Di kehidupan sebelumnya, Max dan ibunya dihukum pancung karena terjebak sekema jahat yang telah direncanakan oleh Putra Mahkota. Setelah kelahiran kembalinya di masa lalu, Max berencana untuk membalaskan dendam kepada Putra Mahkota sekaligus menjungkirbalikkan Kekaisaran Zenos yang telah membunuhnya.
Dihadapkan dengan probelema serta konflik baru dari kehidupan sebelumnya, mampukah Max mengubah masa depan kelam yang menunggunya?
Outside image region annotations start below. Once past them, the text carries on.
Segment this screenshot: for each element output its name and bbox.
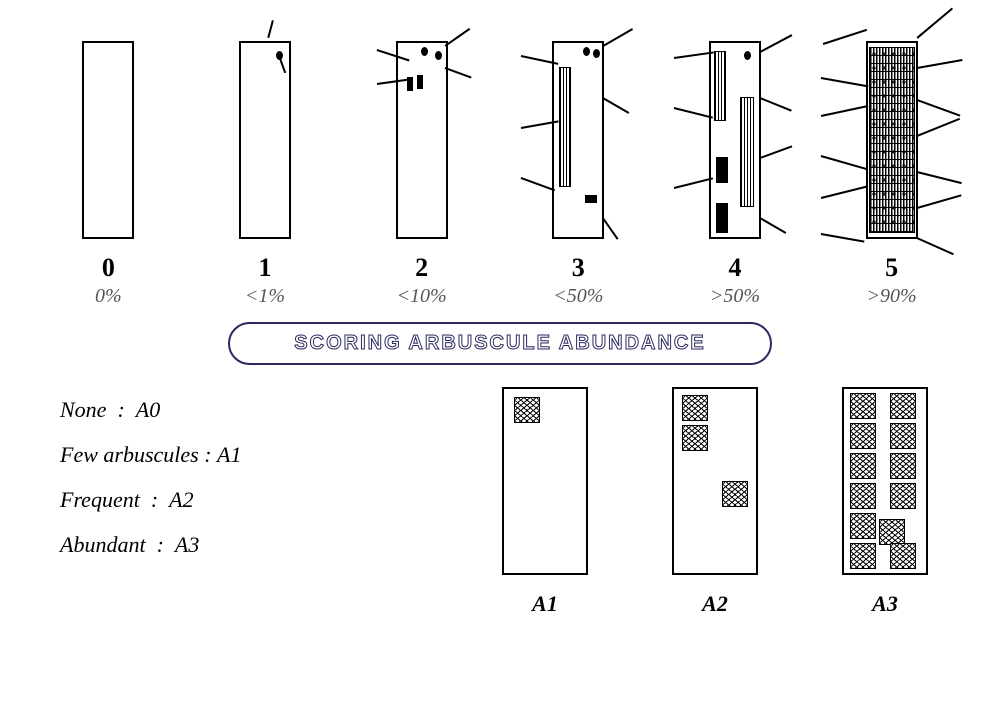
scale-score: 0: [102, 253, 115, 283]
scale-score: 2: [415, 253, 428, 283]
arbuscule-icon: [850, 513, 876, 539]
arbuscule-icon: [514, 397, 540, 423]
arbuscule-rect: [842, 387, 928, 575]
arbuscule-icon: [890, 393, 916, 419]
arbuscule-icon: [890, 543, 916, 569]
arbuscule-icon: [850, 483, 876, 509]
arbuscule-icon: [682, 395, 708, 421]
arbuscule-icon: [890, 483, 916, 509]
scale-percent: <1%: [245, 285, 285, 308]
arbuscule-panel-a2: A2: [672, 387, 758, 617]
scale-score: 3: [572, 253, 585, 283]
scale-cell-4: 4 >50%: [660, 37, 810, 308]
scale-score: 1: [258, 253, 271, 283]
banner-text: SCORING ARBUSCULE ABUNDANCE: [294, 332, 705, 354]
scale-cell-5: 5 >90%: [817, 37, 967, 308]
scale-diagram-2: [347, 37, 497, 247]
arbuscule-panel-row: A1 A2 A3: [460, 387, 970, 617]
scale-percent: <50%: [553, 285, 603, 308]
scale-diagram-5: [817, 37, 967, 247]
legend-line: Frequent : A2: [60, 477, 460, 522]
arbuscule-icon: [682, 425, 708, 451]
arbuscule-label: A1: [532, 591, 558, 617]
legend-line: Few arbuscules : A1: [60, 432, 460, 477]
arbuscule-rect: [672, 387, 758, 575]
arbuscule-icon: [890, 453, 916, 479]
arbuscule-icon: [850, 453, 876, 479]
arbuscule-icon: [850, 423, 876, 449]
scale-score: 4: [728, 253, 741, 283]
arbuscule-rect: [502, 387, 588, 575]
scale-percent: <10%: [397, 285, 447, 308]
scale-cell-3: 3 <50%: [503, 37, 653, 308]
scale-percent: >90%: [867, 285, 917, 308]
legend-line: None : A0: [60, 387, 460, 432]
colonization-scale-row: 0 0% 1 <1%: [30, 18, 970, 308]
scale-score: 5: [885, 253, 898, 283]
arbuscule-icon: [890, 423, 916, 449]
scale-cell-2: 2 <10%: [347, 37, 497, 308]
arbuscule-panel-a1: A1: [502, 387, 588, 617]
arbuscule-icon: [879, 519, 905, 545]
scale-cell-0: 0 0%: [33, 37, 183, 308]
arbuscule-icon: [722, 481, 748, 507]
legend-line: Abundant : A3: [60, 522, 460, 567]
scale-diagram-1: [190, 37, 340, 247]
scale-diagram-4: [660, 37, 810, 247]
arbuscule-icon: [850, 543, 876, 569]
scale-diagram-0: [33, 37, 183, 247]
scale-diagram-3: [503, 37, 653, 247]
section-banner: SCORING ARBUSCULE ABUNDANCE: [228, 322, 771, 365]
arbuscule-label: A2: [702, 591, 728, 617]
scale-percent: 0%: [95, 285, 122, 308]
arbuscule-panel-a3: A3: [842, 387, 928, 617]
scale-cell-1: 1 <1%: [190, 37, 340, 308]
arbuscule-legend: None : A0 Few arbuscules : A1 Frequent :…: [30, 387, 460, 617]
arbuscule-icon: [850, 393, 876, 419]
scale-percent: >50%: [710, 285, 760, 308]
arbuscule-label: A3: [872, 591, 898, 617]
Karya ini diterbitkan atas izin NovelToon Wira Yudha Cs, isi konten hanyalah pandangan pribadi pembuatnya, tidak mewakili NovelToon sendiri
BAB 25 MENGUJI AIR
"Apa aku terlalu berlebihan?" gumam Max dengan napas terengah. Saat ini, pemuda itu sudah berada jauh dari Desa Willow. Tubuhnya mulai bereaksi karena terlalu banyak mengeluarkan tenaga. Max pikir, hanya dengan satu pukulan ular itu akan dapat dengan mudah ia taklukkan. Nyatanya, ular itu masih bernyawa setelah menerima pukulan telak yang cukup keras. Max jadi mengeluarkan tenaga ekstra untuk menghabisinya.
Meski demikian, Max cukup puas dengan hasilnya. Setidaknya dia bisa membalas kematian penduduk desa yang tidak bersalah dengan membunuh ular itu. Seperti yang Max katakan sebelumnya, kematian tidak akan cukup untuk membuat ular itu menderita. Maka dari itu, Max mengambil kristal hitam agar sang ular tidak akan pernah bisa lagi untuk berinkarnasi.
Setelah pernapasannya kembali normal, Max mengeluarkan kristal hitam dari cincin penyimpanan. Dia melihat ke sekitar, di mana terdapat banyak tumbuhan obat dan pepohonan. Suasananya sunyi dan sepi. Max tidak menemukan aktivitas manusia di sini. Baru saja Max ingin menghela napas lega, pemuda itu kembali meningkatkan kewaspadaannya. Aura membunuh yang begitu kuat terpancar begitu jelas dari belakang Max. Dia hendak menoleh ke belakang. Namun, suara bariton asing segera menghentikan gerakannya.
"Jangan bergerak atau panah ini akan menembus kepalamu."
Ancaman itu sangat mendominasi dan mampu membuat Max merasa terintimidasi. Max tahu bahwa orang yang berada di belakangnya ini sangatlah berbahaya. Energi sihir yang terpancar dari orang itu bahkan membuat tubuh Max meremang seketika.
"Siapa kau sebenarnya? Mengapa kau mengambil kristal hitam dari ular itu?"
Max masih berdiam diri. Dia berusaha mengatur debaran jantung dan berusaha untuk tetap tenang. Dia harus berhati-hati. Salah kata maupun gerak, Max tidak dapat menjamin kehidupannya dapat bertahan lebih lama. Orang di belakangnya ini dapat dengan mudah membunuhnya.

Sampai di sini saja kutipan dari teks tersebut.